Posted by Hervé Matine on February 12th, 2016

Make Extremism History

The brief is here!

The call for entries doesn’t open until March 10, but you can already download the brief for this year’s competition. It’s available in several languages - Arabic, Bosnian, Croatian, English, French, GreekItalian, Korean, Macedonian, Persian, Portuguese, Russian, Spanish, Serbian and Turkish [Check Here to download them in pdf file ] - with more to come.
As you might notice, the cover is graced by a special illustration by Jean Jullien. His iconic “Peace for Paris” symbol last year showed the power of graphic design to unite and inspire people, so we’re honored that he stands with us this year. Merci Jean!
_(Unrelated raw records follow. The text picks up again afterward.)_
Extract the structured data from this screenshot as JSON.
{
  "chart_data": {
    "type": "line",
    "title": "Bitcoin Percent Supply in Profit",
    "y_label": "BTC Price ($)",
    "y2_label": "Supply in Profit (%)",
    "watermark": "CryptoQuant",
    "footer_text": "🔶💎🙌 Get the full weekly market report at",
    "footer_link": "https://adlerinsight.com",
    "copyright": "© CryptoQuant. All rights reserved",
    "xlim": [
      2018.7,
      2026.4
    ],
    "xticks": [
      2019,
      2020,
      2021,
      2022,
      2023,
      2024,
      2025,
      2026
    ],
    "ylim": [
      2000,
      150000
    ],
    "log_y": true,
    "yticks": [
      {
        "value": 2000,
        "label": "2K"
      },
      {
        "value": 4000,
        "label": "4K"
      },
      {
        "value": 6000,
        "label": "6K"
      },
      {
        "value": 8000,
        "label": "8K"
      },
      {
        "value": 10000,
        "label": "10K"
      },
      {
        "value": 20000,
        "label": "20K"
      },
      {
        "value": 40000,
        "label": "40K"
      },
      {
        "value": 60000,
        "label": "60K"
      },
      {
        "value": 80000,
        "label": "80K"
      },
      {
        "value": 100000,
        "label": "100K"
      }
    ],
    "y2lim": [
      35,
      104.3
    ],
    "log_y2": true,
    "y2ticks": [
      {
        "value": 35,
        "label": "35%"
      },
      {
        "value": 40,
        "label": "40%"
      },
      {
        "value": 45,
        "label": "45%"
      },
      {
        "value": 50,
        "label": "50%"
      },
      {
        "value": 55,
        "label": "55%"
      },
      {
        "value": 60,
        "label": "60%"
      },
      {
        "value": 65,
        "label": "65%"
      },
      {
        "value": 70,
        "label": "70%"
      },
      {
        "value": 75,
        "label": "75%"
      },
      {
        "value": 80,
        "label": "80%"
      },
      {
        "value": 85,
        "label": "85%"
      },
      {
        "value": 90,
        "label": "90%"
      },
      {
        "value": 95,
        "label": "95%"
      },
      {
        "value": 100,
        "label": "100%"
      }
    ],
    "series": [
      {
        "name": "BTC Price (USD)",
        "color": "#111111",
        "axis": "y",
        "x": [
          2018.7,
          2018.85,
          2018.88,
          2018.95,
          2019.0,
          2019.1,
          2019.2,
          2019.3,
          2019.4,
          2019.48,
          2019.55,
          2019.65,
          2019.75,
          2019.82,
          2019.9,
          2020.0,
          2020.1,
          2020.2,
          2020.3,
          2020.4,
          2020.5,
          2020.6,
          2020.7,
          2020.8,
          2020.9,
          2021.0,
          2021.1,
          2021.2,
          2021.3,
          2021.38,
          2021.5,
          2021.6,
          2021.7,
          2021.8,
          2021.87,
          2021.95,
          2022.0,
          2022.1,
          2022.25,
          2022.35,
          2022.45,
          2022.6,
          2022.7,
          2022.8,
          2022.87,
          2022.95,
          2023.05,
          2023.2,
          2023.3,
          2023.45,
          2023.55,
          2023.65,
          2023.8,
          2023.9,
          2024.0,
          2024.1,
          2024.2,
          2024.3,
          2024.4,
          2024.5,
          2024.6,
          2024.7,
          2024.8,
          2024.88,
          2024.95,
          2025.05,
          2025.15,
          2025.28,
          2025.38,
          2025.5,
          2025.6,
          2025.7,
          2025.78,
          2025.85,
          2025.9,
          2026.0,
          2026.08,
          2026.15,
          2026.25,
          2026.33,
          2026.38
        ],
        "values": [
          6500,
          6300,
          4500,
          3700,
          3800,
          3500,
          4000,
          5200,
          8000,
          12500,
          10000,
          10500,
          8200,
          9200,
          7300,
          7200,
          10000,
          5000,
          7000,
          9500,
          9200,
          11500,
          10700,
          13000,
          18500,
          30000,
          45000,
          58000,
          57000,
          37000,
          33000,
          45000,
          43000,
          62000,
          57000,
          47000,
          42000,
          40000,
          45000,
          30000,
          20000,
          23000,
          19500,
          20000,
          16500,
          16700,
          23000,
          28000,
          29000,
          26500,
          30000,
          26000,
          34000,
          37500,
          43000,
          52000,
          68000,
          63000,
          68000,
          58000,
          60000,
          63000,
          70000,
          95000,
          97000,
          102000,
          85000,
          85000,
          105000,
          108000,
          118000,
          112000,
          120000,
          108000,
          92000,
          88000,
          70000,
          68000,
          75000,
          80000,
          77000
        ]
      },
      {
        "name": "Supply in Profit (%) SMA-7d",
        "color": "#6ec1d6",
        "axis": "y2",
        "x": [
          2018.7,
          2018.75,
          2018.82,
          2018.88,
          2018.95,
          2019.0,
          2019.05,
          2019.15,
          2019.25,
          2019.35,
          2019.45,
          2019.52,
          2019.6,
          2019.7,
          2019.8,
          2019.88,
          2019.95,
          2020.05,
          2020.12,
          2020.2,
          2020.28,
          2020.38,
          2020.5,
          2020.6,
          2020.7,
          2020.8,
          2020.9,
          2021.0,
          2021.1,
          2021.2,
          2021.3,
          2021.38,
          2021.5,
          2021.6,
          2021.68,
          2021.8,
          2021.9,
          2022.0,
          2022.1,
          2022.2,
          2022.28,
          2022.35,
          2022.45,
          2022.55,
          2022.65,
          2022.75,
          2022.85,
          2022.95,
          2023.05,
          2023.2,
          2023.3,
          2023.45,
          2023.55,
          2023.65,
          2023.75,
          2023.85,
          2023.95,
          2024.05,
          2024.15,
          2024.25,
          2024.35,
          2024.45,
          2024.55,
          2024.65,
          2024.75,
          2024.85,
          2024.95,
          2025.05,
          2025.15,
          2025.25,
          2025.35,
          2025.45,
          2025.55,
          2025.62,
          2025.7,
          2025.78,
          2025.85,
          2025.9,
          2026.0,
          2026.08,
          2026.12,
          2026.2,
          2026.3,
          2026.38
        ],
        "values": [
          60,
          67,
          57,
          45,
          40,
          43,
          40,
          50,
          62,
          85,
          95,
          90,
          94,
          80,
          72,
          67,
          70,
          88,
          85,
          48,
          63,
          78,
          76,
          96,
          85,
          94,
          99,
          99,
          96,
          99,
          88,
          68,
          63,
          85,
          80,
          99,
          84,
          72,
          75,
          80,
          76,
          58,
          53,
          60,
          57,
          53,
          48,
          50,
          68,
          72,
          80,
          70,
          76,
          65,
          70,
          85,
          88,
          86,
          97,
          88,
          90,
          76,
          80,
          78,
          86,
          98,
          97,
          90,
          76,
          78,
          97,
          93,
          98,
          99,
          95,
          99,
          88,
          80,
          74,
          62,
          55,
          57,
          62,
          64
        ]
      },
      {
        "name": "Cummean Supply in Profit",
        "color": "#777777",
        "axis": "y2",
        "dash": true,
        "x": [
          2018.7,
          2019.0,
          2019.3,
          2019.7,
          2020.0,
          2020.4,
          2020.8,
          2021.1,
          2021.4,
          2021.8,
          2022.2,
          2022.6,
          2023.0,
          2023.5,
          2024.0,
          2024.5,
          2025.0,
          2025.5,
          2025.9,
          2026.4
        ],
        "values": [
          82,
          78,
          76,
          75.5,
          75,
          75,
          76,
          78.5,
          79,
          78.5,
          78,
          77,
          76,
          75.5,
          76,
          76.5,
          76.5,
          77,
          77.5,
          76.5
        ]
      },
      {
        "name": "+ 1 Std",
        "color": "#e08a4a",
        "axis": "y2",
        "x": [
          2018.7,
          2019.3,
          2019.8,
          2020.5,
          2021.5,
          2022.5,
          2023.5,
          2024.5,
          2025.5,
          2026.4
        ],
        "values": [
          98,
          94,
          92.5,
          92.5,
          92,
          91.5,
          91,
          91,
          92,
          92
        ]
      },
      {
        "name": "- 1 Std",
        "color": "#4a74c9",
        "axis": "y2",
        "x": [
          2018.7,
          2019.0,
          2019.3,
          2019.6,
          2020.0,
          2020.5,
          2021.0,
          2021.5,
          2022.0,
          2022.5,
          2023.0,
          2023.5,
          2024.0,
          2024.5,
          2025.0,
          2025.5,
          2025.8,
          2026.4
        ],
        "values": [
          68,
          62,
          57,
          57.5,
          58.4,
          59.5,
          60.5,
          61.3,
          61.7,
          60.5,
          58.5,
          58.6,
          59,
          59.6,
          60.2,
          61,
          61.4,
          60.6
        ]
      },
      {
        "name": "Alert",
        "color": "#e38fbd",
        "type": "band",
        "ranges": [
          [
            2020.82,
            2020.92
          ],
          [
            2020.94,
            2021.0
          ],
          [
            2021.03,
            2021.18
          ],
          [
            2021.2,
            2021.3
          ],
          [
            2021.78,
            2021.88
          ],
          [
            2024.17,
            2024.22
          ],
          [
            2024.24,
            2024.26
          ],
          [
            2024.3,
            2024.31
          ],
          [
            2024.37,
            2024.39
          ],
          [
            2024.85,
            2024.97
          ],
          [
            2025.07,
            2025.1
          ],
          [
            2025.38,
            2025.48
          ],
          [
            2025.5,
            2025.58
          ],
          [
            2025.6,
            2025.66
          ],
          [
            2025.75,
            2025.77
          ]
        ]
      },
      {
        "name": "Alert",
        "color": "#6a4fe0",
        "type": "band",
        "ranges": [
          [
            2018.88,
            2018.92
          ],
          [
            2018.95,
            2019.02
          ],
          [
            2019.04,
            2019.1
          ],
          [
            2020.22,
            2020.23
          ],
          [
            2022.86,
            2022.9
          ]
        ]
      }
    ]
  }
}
Posted by Hervé Matine on January 11th, 2016

A community for tomorrow

As you all know, for the last seven years poster for tomorrow has focused each year on a basic human right, from freedom of expression to the universal right to healthcare. We’re proud of what we’ve achieved and the community we’ve established in this time. However, we can’t ignore the fact that nothing has really changed since 2009. Too many people don’t earn a fair wage, women still aren’t treated the same as men, and the death penalty is enforced all over the world.
Although we weren’t trying to solve these issues, it’s made us feel that we need to adopt a different approach for 2016.
We believe that the number of posters we have received each year shows the potential of social communication. Together we’ve helped raise awareness of the issues we addressed, and outside poster for tomorrow, the response on social media to events like the shooting in Paris, shows that people unite behind strong imagery when it’s provided.
This offers hope - and this is what we need in 2016, in a world where boundaries are becoming less and less meaningful. Now more than ever, we are one people. No matter where we live, we are all equally powerless in the face of war or environmental disaster. We need to realize that we live in this world together – and our best way of surviving, and prospering even, is by working together ‘for tomorrow’.
If we want to think about a better future, we need to do so on a global scale. We need to reject the politics of confrontation and stop thinking in absolute terms of right and wrong, of them and us.
We need to put aside our difference by talking and listening to each other and taking action to determine our own futures, as it’s clear that our governments (who are too tied down by commercial or political restrictions) won’t act unless we demand it. We need change to come from the bottom-up: from us.
This can only happen in a world that is at peace with itself, where people are equals, not divided by labels, nationalities or religion.
That’s why we want to ask you to campaign for a world in which we all are truly equal: if that’s not a basic human right, what is?
We want you to help us create a community of people for tomorrow who will talk to each other, ask questions, listen to the answers and act. Together.
We’ll hope you join us in this new direction.
We might not change anything, but that’s not the point. It’s the start. Hopefully someone will listen. To paraphrase what we said back in our first edition, one person is a start: ten, a thousand is a movement that can’t denied.